Tuesday, January 3, 2012

CG fantasy and ... check out this 3D water!


Happily 3D modeling in DAZ and Bryce, and painting in Photoshop ... having a ball doing the things I always imagined, but couldn't do before I opened the box that magically appeared under the Christmas tree. (We don't have a chimney, because we don't have a fireplace. I guess Santa must have teleported in. In fact, a guy of that girth must be teleporting down chimneys. Right?)

Above: the Raven again, and some very cool painting effects. Also very simple. But sometimes the simple things are the ones that work out the best. Now for something that was faaaaar from simple!

You might assume this was done in Bryce:


Bryce landscape. Is it? Nope. Well ... I guess you could say it's a bit of a hybrid, becase that is a Bryce sky I used as the backdrop, and the ground, the "terrain" was created in Bryce, before being exported as an OBJ Object. But the scene was built and rendered in DAZ Studio 3. I've uploaded it at full size, and I urge you to click on it, see the details -- and in particular, the water! But --

I also know that these pleas often fall on deaf ears, so here ... here's a swatch out of the picture, at full size, so you can at the very least see that water:


Yep, all done in DAZ, not Bryce, with just a tiny bit of overpainting in Photoshop (birds in the sky; grasses on the skyline). Any Photoshop painting on the water?

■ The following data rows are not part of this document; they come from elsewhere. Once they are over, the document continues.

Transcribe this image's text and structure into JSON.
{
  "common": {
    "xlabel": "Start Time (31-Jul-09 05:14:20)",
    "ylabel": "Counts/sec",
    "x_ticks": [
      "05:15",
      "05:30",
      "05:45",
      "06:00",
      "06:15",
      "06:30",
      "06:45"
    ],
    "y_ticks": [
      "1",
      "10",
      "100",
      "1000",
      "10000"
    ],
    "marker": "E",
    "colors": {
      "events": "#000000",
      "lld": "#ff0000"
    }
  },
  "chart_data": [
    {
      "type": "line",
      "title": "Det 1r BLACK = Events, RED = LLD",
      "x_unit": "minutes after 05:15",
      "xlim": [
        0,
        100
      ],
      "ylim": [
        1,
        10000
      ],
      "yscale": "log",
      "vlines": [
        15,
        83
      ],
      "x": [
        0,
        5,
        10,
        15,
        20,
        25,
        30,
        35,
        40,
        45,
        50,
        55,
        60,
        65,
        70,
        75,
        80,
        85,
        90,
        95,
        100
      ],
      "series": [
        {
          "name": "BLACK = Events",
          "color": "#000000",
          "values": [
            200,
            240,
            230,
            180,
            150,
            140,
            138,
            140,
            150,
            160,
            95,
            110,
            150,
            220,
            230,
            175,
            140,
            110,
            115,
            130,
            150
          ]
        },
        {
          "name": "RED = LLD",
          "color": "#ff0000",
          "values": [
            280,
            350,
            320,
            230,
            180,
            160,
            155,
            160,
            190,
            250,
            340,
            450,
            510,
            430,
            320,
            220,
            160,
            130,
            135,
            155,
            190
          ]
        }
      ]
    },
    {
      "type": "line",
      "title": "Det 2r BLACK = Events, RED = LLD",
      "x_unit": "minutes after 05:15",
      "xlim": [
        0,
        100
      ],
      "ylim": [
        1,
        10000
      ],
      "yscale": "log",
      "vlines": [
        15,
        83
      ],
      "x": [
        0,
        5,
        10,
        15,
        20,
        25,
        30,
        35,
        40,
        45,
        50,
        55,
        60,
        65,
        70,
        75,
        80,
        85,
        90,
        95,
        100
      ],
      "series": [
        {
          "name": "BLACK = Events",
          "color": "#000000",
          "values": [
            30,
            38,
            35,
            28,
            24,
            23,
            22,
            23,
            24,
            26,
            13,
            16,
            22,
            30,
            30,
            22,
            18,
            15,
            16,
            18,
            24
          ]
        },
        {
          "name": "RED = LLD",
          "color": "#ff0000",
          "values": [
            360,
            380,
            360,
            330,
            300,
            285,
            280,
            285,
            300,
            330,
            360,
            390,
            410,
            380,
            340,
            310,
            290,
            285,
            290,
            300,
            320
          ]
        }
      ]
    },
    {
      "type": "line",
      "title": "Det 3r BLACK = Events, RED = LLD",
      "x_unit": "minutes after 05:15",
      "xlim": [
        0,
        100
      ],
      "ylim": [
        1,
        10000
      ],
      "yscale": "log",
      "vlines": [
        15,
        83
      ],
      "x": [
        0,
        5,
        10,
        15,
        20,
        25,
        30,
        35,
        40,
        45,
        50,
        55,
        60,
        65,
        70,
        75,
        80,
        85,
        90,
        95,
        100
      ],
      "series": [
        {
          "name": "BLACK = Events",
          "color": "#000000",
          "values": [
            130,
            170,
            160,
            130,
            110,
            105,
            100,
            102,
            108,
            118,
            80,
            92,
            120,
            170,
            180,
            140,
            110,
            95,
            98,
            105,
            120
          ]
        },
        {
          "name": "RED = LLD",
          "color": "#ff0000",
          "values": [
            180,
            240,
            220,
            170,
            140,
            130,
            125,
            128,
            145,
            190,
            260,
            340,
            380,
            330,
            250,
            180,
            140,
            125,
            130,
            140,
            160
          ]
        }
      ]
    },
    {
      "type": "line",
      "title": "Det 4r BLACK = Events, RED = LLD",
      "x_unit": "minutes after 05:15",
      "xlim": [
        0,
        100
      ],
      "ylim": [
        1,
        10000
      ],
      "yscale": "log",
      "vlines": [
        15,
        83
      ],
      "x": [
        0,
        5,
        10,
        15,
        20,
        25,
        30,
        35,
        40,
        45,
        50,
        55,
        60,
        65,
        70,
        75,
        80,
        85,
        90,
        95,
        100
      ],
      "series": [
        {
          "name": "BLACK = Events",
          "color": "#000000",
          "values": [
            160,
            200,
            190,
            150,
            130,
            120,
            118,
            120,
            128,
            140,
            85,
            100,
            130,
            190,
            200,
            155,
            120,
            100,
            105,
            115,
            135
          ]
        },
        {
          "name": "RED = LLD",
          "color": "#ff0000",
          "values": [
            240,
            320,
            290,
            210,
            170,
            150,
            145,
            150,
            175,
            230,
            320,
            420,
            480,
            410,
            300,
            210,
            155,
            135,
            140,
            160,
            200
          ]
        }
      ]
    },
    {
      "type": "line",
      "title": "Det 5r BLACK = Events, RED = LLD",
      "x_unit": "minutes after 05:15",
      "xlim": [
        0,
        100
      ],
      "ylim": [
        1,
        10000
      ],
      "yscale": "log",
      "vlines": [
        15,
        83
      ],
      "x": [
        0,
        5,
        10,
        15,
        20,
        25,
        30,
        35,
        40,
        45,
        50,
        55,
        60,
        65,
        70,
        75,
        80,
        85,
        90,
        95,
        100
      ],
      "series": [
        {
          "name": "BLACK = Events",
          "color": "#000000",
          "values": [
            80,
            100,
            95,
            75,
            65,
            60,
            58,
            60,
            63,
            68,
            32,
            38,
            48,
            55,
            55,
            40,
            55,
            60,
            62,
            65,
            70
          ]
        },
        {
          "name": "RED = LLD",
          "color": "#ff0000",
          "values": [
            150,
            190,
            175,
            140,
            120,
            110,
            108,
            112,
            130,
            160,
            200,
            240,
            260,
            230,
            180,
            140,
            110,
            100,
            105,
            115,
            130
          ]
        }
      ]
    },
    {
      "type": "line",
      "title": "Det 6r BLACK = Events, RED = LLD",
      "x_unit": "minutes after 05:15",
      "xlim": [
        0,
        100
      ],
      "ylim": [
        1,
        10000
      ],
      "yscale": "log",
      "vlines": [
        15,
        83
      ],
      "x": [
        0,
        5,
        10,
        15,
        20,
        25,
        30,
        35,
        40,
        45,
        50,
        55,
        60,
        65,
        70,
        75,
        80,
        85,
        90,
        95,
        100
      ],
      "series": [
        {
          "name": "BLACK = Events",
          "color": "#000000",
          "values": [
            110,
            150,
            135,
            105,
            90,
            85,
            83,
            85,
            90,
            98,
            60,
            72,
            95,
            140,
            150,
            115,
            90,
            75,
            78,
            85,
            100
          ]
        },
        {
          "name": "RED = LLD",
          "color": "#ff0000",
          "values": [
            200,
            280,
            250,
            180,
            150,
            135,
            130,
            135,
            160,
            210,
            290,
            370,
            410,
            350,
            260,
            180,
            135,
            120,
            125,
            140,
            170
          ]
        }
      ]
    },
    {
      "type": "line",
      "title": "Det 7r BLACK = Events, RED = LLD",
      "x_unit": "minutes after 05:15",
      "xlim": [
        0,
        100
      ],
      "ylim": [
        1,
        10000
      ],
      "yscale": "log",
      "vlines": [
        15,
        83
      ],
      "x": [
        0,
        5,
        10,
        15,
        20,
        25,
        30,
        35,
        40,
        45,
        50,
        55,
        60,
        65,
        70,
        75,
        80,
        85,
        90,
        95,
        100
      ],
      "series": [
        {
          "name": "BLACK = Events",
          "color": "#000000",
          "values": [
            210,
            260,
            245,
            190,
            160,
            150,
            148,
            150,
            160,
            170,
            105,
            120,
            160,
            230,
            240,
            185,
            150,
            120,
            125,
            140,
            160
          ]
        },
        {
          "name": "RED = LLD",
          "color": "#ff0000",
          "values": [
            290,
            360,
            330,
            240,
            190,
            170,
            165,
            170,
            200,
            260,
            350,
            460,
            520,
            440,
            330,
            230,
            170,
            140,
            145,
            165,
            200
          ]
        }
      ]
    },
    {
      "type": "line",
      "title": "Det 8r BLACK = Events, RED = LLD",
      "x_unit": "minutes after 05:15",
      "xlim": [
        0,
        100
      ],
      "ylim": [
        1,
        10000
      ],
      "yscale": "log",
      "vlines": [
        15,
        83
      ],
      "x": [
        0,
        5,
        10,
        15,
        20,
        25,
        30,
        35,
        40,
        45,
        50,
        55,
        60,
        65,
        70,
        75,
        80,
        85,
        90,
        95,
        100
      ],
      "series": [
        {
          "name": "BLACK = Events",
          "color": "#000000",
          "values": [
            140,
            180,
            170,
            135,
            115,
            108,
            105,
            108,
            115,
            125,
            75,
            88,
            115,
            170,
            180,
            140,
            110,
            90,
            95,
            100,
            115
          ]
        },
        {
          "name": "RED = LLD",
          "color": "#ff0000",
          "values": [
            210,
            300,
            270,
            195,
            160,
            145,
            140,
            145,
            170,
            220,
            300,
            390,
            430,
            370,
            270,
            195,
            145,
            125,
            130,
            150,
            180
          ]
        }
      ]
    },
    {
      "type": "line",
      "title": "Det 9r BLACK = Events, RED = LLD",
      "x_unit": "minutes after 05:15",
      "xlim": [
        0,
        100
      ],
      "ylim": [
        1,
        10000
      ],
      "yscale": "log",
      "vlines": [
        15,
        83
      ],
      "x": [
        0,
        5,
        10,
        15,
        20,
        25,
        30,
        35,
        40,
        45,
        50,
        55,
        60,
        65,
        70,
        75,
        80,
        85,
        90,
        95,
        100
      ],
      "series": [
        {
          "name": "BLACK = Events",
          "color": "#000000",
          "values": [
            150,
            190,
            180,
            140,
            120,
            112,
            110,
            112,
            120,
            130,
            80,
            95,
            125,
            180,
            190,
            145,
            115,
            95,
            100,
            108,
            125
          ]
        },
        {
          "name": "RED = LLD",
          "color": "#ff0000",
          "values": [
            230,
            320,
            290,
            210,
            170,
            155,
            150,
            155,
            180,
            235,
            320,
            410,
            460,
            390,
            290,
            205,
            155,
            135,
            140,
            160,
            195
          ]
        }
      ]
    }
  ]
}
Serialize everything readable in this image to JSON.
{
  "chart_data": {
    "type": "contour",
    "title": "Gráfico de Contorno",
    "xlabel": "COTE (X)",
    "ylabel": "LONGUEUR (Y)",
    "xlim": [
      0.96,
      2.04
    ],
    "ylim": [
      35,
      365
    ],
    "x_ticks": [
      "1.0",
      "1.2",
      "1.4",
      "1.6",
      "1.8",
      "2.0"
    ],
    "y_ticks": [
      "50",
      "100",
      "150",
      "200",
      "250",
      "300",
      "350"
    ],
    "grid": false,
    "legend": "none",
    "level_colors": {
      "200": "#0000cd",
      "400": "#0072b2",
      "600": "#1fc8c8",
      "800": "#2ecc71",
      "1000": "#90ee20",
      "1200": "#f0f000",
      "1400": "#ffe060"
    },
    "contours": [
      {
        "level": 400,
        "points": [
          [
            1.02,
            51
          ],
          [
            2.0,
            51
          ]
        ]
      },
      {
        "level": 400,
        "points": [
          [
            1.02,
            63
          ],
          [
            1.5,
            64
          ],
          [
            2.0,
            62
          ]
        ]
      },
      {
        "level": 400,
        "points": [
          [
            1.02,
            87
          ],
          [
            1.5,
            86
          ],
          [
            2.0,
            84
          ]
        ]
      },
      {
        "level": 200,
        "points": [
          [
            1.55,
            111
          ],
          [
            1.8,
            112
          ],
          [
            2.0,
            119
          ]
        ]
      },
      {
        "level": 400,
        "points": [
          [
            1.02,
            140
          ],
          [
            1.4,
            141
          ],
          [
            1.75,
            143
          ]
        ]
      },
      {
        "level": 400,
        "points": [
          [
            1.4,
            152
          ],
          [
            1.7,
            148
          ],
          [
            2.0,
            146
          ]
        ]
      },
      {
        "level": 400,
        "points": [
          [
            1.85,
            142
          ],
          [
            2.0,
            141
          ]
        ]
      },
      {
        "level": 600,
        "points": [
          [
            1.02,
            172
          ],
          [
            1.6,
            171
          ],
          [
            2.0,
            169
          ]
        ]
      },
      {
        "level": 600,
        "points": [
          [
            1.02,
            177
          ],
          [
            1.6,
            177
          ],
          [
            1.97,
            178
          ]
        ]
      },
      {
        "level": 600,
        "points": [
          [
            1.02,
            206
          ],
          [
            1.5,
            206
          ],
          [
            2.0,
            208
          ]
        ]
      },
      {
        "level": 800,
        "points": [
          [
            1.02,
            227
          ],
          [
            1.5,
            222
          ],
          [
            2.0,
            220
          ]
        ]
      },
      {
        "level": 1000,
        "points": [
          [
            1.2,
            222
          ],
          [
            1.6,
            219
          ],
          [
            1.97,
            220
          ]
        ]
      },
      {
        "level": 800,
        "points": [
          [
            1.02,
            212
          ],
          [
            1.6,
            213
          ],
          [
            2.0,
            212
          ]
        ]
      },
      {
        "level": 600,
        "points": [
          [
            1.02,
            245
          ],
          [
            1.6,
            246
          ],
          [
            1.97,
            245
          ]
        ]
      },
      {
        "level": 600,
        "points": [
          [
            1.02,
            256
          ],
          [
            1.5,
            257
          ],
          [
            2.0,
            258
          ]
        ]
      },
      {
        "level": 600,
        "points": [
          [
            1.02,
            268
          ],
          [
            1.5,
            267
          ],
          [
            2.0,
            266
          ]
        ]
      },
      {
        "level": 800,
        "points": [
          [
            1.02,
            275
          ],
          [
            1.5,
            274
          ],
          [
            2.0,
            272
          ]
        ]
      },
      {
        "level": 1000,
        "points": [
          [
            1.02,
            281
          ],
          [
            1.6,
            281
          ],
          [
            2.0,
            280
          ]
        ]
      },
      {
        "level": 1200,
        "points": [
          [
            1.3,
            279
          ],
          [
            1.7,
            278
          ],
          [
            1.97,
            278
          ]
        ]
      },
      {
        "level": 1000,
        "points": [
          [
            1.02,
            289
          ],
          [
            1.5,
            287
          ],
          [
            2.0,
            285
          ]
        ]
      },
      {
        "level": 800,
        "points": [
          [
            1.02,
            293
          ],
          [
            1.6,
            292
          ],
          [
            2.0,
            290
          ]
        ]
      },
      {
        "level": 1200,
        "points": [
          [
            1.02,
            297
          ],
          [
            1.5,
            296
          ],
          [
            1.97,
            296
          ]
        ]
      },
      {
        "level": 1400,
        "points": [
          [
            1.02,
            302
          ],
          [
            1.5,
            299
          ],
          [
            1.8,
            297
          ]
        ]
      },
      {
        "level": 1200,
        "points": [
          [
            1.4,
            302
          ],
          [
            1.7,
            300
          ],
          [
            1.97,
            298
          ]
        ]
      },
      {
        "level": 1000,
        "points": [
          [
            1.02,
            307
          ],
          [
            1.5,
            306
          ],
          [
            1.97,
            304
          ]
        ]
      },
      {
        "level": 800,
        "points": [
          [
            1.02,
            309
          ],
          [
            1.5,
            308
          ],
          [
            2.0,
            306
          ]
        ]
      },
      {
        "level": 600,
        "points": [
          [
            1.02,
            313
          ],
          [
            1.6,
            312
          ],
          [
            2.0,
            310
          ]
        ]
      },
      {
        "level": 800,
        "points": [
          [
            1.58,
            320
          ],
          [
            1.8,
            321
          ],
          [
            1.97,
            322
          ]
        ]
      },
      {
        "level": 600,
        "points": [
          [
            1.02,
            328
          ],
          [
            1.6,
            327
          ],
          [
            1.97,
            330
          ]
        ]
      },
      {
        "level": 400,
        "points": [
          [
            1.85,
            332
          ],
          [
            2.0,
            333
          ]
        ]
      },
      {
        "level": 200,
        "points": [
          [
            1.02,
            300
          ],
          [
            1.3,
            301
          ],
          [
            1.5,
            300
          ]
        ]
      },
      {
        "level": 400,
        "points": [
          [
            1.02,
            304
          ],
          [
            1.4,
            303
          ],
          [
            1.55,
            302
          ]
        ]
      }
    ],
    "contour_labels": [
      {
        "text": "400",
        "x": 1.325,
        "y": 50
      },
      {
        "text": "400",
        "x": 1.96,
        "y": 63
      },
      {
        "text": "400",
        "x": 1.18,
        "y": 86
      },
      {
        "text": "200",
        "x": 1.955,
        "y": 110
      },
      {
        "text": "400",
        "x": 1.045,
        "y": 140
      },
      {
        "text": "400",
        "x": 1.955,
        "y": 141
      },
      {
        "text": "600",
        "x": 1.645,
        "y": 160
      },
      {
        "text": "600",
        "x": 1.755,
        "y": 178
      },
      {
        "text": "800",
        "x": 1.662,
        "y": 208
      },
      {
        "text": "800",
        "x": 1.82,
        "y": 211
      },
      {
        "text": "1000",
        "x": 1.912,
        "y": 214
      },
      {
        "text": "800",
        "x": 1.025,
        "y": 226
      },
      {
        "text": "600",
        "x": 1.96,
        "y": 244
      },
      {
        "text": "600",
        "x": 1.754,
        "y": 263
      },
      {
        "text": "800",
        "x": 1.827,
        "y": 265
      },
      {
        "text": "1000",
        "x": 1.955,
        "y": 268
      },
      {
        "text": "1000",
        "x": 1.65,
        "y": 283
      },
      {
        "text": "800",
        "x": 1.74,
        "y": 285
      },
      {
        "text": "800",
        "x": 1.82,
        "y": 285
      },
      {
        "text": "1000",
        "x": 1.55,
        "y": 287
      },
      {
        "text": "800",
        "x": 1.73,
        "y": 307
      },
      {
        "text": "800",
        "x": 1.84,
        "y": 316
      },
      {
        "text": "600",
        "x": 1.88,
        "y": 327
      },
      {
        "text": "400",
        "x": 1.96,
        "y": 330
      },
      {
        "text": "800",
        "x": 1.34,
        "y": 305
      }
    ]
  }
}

Nope. So -- how was it done?

First, I created the "terrain" in Bryce, and exported it as an OBJ. This was imported into DAZ, and it was given a diffuse map -- a huuuuuge picture of grassy ground -- and an immense displacement map to ruck up the surface into loads of teeny tiny detail that looks like grass or groundcover plants. The terrain has mounds and hollows ... so I created a "primitive," a simple plane, which became the surface of the water. This was jiggled into place in the hollows ... I put an image of the surface of a lake on it; and an opacity map which told it to be transparent in wave-shaped patches; and a displacement map that told it to assume the shape of waves; then I told it to be glossy, or shiny, and highly reflective. I set rocks and boulders under the surface, to show through, then went along planting ferns and grasses and shrubs along the water's edge. The lights were a challenge: full daylight, very bright, but starting to get along through afternoon. The weather: fine, with a high haze. Several dozen test renders ... then set it to raytrace. And even with the new computer, it took about an hour and a half. On the old computer? It would have been a complete system crash before I even got the plants into place!

The good news: the new machine is powerful enough to render all that in the background, while I go on and do something else in the foreground:


Hand painted from a digitally-derived sketch ... I was trying to get a watercolor effect, and I'm not a hundred miles away from it. There's so many different ways to do this kind of work -- what I'm trying to do now is to get my brain wired up for freehand work with the mouse pen. Don't want to lay down some serious cash for a good one (Wacom) before the brain can handle it. So right now, I have an old Digitizer pad with a new Kanvus pen, running on the generic, plug-and-play drivers from Windows 7 ... you might not believe it, but it actually works, quite well enough for me to paint up a storm and get the brain wired up for doing this before I head off to Wacom's website and spend some silly money. 

I really am having a blast with art ... and I hope you're enjoying the results! Thanks for visiting, and watch out for a lot more, and some very new things, now that the capability is sitting on the desktop. (Thank you, thank you, once again, to my husband, who knew exactly what to put under the Christmas tree ... and he didn't have to squish down any chimneys to do it!)